Una storia, quattro voci narranti, lunghi monologhi per raccontarla da diversi punti di vista. Marai ci narra la vicenda e tu sei lì a leggere, ma ti senti come se fossi seduto in un elegante caffè di Budapest, o anni dopo, in un altro caffè di Budapest, o a Roma, in un albergo e dalla finestra si vede sorgere il sole, o molti anni dopo a New York, per sentire l’epilogo della storia. Stai lì incantato e incatenato pagina dopo pagina, ad ascoltare la donna che racconta del suo amore, di suo marito, che ha perso perché un giorno ha trovato per caso nel portafogli un pezzo di nastro viola. Così intuisce che nella sua vita c’è un’altra donna. Ma nonostante tutto continuerà ad amarlo, perché crede che “tutto nella vita passi, tranne che l’amore”. Nel secondo monologo è il marito della donna che parla e narra del suo matrimonio finito, perché amava un’altra donna che per lui era diventata “come un veleno mortale”. E questa donna, che racconta la sua versione nel terzo monologo, ci fa capire come l’amore possa trasformarsi in ferocia, avidità, desiderio di vendetta, contro tutti o forse solo contro noi stessi. Il quarto monologo è forse il meno appassionato, ma non per questo il meno bello. A raccontare è l’amante della seconda donna, un esule ungherese trasferitosi a New York in cerca di fortuna. Lui conosce la versione della seconda donna, la freddezza con cui l’ha raccontata ma anche la tenerezza con cui lo ha amato. E assiste, per caso, all’epilogo della storia.

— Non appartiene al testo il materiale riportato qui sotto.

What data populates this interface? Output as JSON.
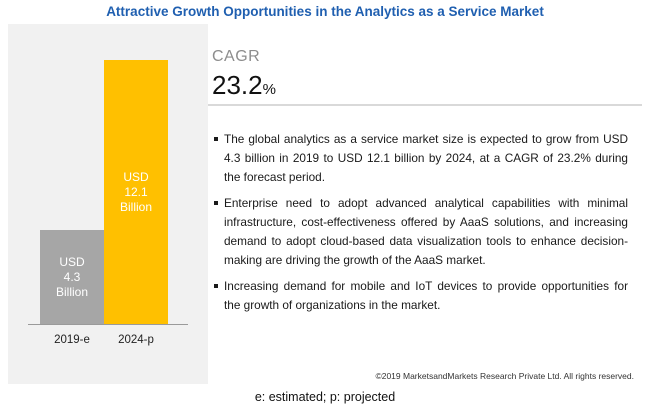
{
  "title": "Attractive Growth Opportunities in the Analytics as a Service Market",
  "cagr": {
    "label": "CAGR",
    "value": "23.2",
    "unit": "%"
  },
  "bullets": [
    "The global analytics as a service market size is expected to grow from USD 4.3 billion in 2019 to USD 12.1 billion by 2024, at a CAGR of 23.2% during the forecast period.",
    "Enterprise need to adopt advanced analytical capabilities with minimal infrastructure, cost-effectiveness offered by AaaS solutions, and increasing demand to adopt cloud-based data visualization tools to enhance decision-making are driving the growth of the AaaS market.",
    "Increasing demand for mobile and IoT devices to provide opportunities for the growth of organizations in the market."
  ],
  "copyright": "©2019 MarketsandMarkets Research Private Ltd. All rights reserved.",
  "footnote": "e: estimated; p: projected",
  "colors": {
    "title": "#1f5fb0",
    "bar_2019": "#a6a6a6",
    "bar_2024": "#ffc000",
    "panel_bg": "#f1f1f1"
  },
  "chart_data": {
    "type": "bar",
    "categories": [
      "2019-e",
      "2024-p"
    ],
    "values": [
      4.3,
      12.1
    ],
    "data_labels": [
      [
        "USD",
        "4.3",
        "Billion"
      ],
      [
        "USD",
        "12.1",
        "Billion"
      ]
    ],
    "units": "USD Billion",
    "ylim": [
      0,
      12.1
    ],
    "grid": false,
    "legend": "none"
  }
}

Marai parla dei sentimenti, del matrimonio, dell’amicizia,(bellissimo il personaggio di Lazar, l’amico scrittore, anch’esso testimone silenzioso e bizzarro di tutta questa vicenda), come se essi nonostante la necessità, quasi la bramosia di provarli, sfuggissero e lasciassero solo un guscio vuoto nell’anima. E prendendo a pretesto il lungo evolversi della storia ci racconta anche vicende politiche e sociali, gli orrori della guerra,la bellezza della sua città, con leggerezza e realismo.
“Welcome, gentlemen. You are served, Sir.”